How low? During the GE Healthcare Lunch Symposium of GE Healthcare at this year’s ECR in Vienna, Michael Maher, Professor of Radiology at the University College, Cork, provided an answer: 1.2 millisievert – at least for abdominal CT scans in patients with Crohn’s disease.

Crohns disease follow-up exam: FBP Reconstruction
Crohn's disease follow-up exam: FBP Reconstruction

“Crohn’s disease patients represent a group of patients that can need regular CT follow up exams and hence, lowering radiation dose associated with CT is vitally important in these patients. The question we studied at Cork University Hospital was how radiologists can use emerging CT technology to help these patients by significantly lowering the radiation dose per CT examination.

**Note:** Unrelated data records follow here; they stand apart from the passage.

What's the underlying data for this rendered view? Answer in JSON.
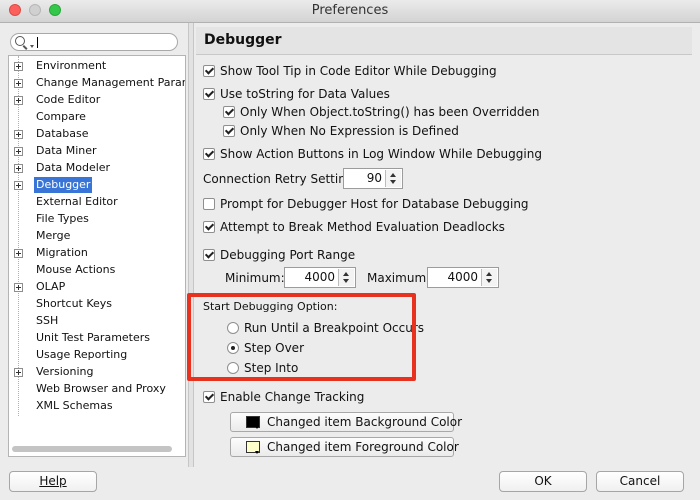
{
  "window": {
    "title": "Preferences"
  },
  "search": {
    "placeholder": "",
    "value": ""
  },
  "tree": {
    "items": [
      {
        "label": "Environment",
        "expandable": true
      },
      {
        "label": "Change Management Param",
        "expandable": true
      },
      {
        "label": "Code Editor",
        "expandable": true
      },
      {
        "label": "Compare",
        "expandable": false
      },
      {
        "label": "Database",
        "expandable": true
      },
      {
        "label": "Data Miner",
        "expandable": true
      },
      {
        "label": "Data Modeler",
        "expandable": true
      },
      {
        "label": "Debugger",
        "expandable": true,
        "selected": true
      },
      {
        "label": "External Editor",
        "expandable": false
      },
      {
        "label": "File Types",
        "expandable": false
      },
      {
        "label": "Merge",
        "expandable": false
      },
      {
        "label": "Migration",
        "expandable": true
      },
      {
        "label": "Mouse Actions",
        "expandable": false
      },
      {
        "label": "OLAP",
        "expandable": true
      },
      {
        "label": "Shortcut Keys",
        "expandable": false
      },
      {
        "label": "SSH",
        "expandable": false
      },
      {
        "label": "Unit Test Parameters",
        "expandable": false
      },
      {
        "label": "Usage Reporting",
        "expandable": false
      },
      {
        "label": "Versioning",
        "expandable": true
      },
      {
        "label": "Web Browser and Proxy",
        "expandable": false
      },
      {
        "label": "XML Schemas",
        "expandable": false
      }
    ]
  },
  "panel": {
    "title": "Debugger",
    "options": {
      "show_tooltip": {
        "label": "Show Tool Tip in Code Editor While Debugging",
        "checked": true
      },
      "use_tostring": {
        "label": "Use toString for Data Values",
        "checked": true
      },
      "only_overridden": {
        "label": "Only When Object.toString() has been Overridden",
        "checked": true
      },
      "only_no_expression": {
        "label": "Only When No Expression is Defined",
        "checked": true
      },
      "show_action_buttons": {
        "label": "Show Action Buttons in Log Window While Debugging",
        "checked": true
      },
      "prompt_host": {
        "label": "Prompt for Debugger Host for Database Debugging",
        "checked": false
      },
      "attempt_break": {
        "label": "Attempt to Break Method Evaluation Deadlocks",
        "checked": true
      },
      "port_range": {
        "label": "Debugging Port Range",
        "checked": true
      },
      "change_tracking": {
        "label": "Enable Change Tracking",
        "checked": true
      }
    },
    "connection_retry": {
      "label": "Connection Retry Setting:",
      "value": "90"
    },
    "port_min": {
      "label": "Minimum:",
      "value": "4000"
    },
    "port_max": {
      "label": "Maximum:",
      "value": "4000"
    },
    "start_option": {
      "label": "Start Debugging Option:",
      "choices": [
        {
          "label": "Run Until a Breakpoint Occurs",
          "selected": false
        },
        {
          "label": "Step Over",
          "selected": true
        },
        {
          "label": "Step Into",
          "selected": false
        }
      ]
    },
    "color_buttons": {
      "background": {
        "label": "Changed item Background Color",
        "swatch": "#000000"
      },
      "foreground": {
        "label": "Changed item Foreground Color",
        "swatch": "#ffffcc"
      }
    }
  },
  "footer": {
    "help": "Help",
    "ok": "OK",
    "cancel": "Cancel"
  },
  "colors": {
    "highlight": "#e8321f",
    "selection": "#3875d7"
  }
}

Other centres (e.g. Massachusetts General Hospital, Boston, MA, USA) have recently reported significant reductions in radiation dose in Crohn’s disease patients for CT scanning of abdomen and pelvis (CT ABD/PELVIS) using recently available Adaptive Statistical Iterative Reconstruction (ASiR). The MGH group reported a reduction in radiation exposure from an average dose of 7.7 millisieverts, to 5.6 millisieverts using ASiR. Our ambition was to investigate the feasibility of reducing the radiation dose of CT ABD/PELVIS much more significantly, to the level approaching that of a plain radiograph of the abdomen, which is approximately 0.7 millisievert. Again, to attempt to achieve that ambitious aim, like the MGH group, we also used ASiR, which is iterative reconstruction software that reduces noise, which is inevitably found on ultra-low dose CT images.

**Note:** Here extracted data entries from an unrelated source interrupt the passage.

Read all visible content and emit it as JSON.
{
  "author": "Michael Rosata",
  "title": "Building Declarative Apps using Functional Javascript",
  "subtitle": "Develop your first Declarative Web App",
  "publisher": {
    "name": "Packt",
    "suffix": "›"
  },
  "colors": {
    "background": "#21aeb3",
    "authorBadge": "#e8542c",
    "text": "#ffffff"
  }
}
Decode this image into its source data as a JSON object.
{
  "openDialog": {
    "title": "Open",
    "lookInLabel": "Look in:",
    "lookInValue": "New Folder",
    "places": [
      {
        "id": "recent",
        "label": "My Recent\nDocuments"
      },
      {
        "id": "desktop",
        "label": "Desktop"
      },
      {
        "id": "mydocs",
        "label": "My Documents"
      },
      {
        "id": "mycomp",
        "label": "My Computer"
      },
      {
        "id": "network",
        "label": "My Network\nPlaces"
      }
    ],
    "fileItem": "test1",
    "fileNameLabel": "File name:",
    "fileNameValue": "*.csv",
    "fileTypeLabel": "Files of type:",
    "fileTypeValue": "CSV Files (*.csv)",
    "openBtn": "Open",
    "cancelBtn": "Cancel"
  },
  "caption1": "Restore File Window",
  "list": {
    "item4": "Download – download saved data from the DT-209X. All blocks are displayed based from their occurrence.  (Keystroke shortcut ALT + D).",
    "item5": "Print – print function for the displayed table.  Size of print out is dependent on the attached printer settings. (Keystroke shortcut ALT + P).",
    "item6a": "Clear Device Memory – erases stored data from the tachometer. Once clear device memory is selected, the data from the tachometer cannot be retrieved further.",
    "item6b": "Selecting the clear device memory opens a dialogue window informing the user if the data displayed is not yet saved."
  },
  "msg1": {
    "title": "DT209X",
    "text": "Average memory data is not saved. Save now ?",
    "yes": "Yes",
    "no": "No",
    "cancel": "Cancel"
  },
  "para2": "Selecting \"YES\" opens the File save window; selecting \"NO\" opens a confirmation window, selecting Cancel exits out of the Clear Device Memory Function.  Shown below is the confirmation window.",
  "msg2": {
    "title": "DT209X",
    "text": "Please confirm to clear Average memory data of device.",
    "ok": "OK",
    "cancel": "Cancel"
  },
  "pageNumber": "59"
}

We found that ASiR successfully reduces the noise and therefore significantly improves the diagnostic acceptability of the ultra-low dose CT ABD/ PELVIS images. With the iterative reconstruction technology we were able to reduce the dose to a mean of 1.2 millisieverts, which we consider to be much more acceptable level of exposure in this patient group. Our study includes approximately 50 patients and was prospective, and all patients recruited had two CT scans: one at a mean effective dose of 4.7 millisieverts and a second ultralow dose CT ABD/PELVIS scan with a mean of 1.2 millisieverts.

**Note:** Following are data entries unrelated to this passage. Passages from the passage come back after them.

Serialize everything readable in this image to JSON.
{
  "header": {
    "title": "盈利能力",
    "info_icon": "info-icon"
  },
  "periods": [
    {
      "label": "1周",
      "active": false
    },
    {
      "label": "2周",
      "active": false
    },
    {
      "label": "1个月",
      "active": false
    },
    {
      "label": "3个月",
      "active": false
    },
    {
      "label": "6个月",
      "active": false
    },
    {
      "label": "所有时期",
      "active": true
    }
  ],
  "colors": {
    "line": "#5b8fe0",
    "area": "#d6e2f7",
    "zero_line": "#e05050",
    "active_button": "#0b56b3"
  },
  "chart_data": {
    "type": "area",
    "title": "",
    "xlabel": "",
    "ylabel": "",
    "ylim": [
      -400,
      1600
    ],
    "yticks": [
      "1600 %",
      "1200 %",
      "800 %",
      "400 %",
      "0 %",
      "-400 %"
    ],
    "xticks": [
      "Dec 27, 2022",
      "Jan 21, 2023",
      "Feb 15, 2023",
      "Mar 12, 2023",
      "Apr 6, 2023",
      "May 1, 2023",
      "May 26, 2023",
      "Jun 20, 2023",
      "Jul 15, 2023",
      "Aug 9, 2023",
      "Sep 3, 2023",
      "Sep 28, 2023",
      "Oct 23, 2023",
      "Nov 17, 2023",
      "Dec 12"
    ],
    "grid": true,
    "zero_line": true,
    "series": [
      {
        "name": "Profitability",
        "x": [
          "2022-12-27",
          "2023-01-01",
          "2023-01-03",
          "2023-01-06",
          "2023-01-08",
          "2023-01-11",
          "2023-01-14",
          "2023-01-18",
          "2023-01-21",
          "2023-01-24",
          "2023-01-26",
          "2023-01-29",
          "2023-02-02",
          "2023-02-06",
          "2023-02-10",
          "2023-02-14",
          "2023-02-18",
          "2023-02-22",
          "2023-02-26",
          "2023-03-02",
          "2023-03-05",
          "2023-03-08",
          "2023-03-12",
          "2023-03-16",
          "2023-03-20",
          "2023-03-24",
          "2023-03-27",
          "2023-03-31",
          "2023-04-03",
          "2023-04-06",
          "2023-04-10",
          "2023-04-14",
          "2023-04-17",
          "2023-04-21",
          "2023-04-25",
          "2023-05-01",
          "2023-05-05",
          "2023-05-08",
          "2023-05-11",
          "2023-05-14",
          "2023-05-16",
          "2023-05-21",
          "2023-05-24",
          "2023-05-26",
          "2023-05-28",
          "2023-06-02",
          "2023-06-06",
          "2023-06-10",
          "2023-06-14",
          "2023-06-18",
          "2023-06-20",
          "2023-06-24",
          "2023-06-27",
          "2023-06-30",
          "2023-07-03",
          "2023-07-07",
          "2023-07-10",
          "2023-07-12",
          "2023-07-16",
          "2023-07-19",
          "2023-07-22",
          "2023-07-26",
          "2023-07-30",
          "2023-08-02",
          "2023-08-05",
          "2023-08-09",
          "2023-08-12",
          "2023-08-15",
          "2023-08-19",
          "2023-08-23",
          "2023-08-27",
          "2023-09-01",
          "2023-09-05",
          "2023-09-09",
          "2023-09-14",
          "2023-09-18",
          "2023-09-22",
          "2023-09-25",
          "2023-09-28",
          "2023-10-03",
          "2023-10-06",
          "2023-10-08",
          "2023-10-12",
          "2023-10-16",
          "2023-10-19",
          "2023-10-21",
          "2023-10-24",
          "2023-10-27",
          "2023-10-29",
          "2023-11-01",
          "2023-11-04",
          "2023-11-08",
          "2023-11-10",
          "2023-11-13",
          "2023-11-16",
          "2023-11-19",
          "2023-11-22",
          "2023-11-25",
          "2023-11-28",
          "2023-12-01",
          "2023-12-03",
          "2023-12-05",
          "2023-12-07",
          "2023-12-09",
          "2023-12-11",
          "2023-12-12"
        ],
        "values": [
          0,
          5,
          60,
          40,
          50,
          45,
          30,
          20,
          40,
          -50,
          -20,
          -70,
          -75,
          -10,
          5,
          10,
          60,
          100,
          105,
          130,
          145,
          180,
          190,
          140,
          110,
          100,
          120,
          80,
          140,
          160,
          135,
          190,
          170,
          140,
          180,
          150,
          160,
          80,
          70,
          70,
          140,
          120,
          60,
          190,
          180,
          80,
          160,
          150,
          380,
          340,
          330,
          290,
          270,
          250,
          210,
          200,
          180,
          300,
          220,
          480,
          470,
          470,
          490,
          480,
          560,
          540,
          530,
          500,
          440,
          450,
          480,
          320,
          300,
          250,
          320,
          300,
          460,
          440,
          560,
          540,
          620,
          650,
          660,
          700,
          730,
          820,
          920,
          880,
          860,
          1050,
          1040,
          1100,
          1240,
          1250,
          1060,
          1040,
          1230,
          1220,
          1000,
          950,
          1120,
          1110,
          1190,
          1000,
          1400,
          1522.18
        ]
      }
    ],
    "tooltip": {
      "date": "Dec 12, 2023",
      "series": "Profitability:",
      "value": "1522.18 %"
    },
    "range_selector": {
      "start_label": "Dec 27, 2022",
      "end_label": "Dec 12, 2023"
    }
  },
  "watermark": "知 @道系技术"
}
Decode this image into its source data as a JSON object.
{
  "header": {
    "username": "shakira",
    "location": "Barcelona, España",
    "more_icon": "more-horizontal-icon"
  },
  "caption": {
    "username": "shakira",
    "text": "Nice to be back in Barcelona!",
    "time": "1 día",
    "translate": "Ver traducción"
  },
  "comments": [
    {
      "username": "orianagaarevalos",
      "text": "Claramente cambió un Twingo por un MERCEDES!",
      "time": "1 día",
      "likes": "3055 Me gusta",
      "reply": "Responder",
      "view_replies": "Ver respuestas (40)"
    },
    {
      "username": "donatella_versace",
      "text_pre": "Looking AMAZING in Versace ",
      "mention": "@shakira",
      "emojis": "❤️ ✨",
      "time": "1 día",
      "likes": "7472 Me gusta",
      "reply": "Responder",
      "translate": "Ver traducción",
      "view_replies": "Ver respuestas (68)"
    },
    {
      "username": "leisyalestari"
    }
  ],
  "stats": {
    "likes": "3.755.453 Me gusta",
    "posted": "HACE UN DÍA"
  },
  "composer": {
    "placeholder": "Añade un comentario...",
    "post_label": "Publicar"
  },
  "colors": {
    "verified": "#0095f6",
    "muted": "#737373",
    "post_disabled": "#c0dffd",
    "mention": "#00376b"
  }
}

This study design facilitated a comparison of a low dose scan with an ultra-low dose scan for image quality, diagnostic acceptability and ability to detect pathological findings. We found that ASiR satisfactorily reduced image noise and produced diagnostic images of reasonable quality. All pathological findings seen on the low-dose images were also detected on the ultra-low dose images. In our diagnostic imaging department, which serves a large tertiary referral centre, we use ASiR routinely for all CT scans, including CT scans of head, thorax, abdomen and pelvis and for peripheral and neuro CT angiography, and have been impressed by our ability to achieve radiation dose reductions while maintaining image quality.”

 

Adaptive Statistical Iterative Reconstruction (ASiR) by GE Healthcare

Typically, lowering dose has increased noise and image artifacts, creating an unfortunate trade-off between the high image quality and the low dose. To overcome this obstacle, GE has developed an industry breakthrough approach to image reconstruction — Adaptive Statistical Iterative Reconstruction (ASiR). ASiR is designed to enhance image quality, increase low contrast detectability (LCD) and remove noise without degrading anatomical integrity. It overcomes the limitations of the conventional CT reconstruction approach known as filtered back projection and arrives at an optimised image using an advanced iterative computation, directly from raw data. More than 900 GE sites are already using ASiR and more than 7,000,000 examinations have been performed using this technology.